Umanamente e da psicologa non intendo sottovalutare la sofferenza e i danni che provocano gli insulti: ci sono delle parole che possono gravemente ferire e sono delle vere e proprie violenze. Le persone queer sono purtroppo esposte a questo e altri tipi di violenza e per questo è importante chiedere aiuto e creare una rete di supporto e protezione. Tuttavia, quando le persone riescono ad affrontare e trasformare i loro traumi può capitare che questi addirittura diventino un valore aggiunto alla loro vita e al loro senso di identità.
Nel mondo della psicoterapia e della traumatologia viene molto apprezzata la metafora del Kintsugi, pratica giapponese molto interessante. Essa consiste nel riparare i vasi rotti riunendo i cocci con un collante misto a metalli preziosi cosicché le crepe risulteranno dorate. Il vaso così sarà aggiustato e impreziosito con un valore aggiunto rispetto alla condizione precedente la rottura. Immagino il nostro vaso Queer coloratissimo di arcobaleno e oro.
Riappropriarsi di termini dispregiativi come Frociə o Queer, andare al Pride, baciarsi e tenersi per mano tra persone dello stesso sesso esattamente come fanno le coppie etero, semplicemente esistere senza nascondersi è come riparare i cocci dei vasi del trauma. Avere il coraggio di esprimere il proprio modo di essere, la propria identità di genere, l’affetto e amore per una o più persone che possono non rientrare nello schema coppia uomo/donna o con il tramite di legami biologici è un atto di resilienza.

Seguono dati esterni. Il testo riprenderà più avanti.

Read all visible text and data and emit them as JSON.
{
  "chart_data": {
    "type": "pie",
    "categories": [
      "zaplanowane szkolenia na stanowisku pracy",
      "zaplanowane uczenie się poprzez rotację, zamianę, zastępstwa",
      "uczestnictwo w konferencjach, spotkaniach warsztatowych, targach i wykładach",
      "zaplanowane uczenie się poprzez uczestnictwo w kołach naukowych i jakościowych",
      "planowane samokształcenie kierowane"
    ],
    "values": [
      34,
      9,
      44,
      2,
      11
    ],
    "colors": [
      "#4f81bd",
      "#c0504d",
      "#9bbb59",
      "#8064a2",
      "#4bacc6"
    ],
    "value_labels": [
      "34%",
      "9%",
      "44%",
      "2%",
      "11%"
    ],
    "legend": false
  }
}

La parola Queer è una delle tante parole straniere che è entrata a far parte della nostra lingua e non credo sia un caso che abbia avuto più successo della “cugina” italiana Frociə. Anche se conosciamo il significato di un termine straniero (e magari è più cool o figo), a livello emotivo si crea una distanza maggiormente gestibile rispetto al bruciare che può provocare il contatto diretto con una parola appartenente alla nostra lingua madre. Penso che sia importante tenere presente tale aspetto emotivo perché per noi la parola Queer potrebbe suonare semplicemente come una parola leggera e colorata. Rischiamo di dimenticare che invece deriva da un meccanismo che tanto frivolo non è. Al contrario ha una storia di traumi, di resistenza e resilienza, di trasformazione e di rivendicazione, è un simbolo di orgoglio delle minoranze oppresse.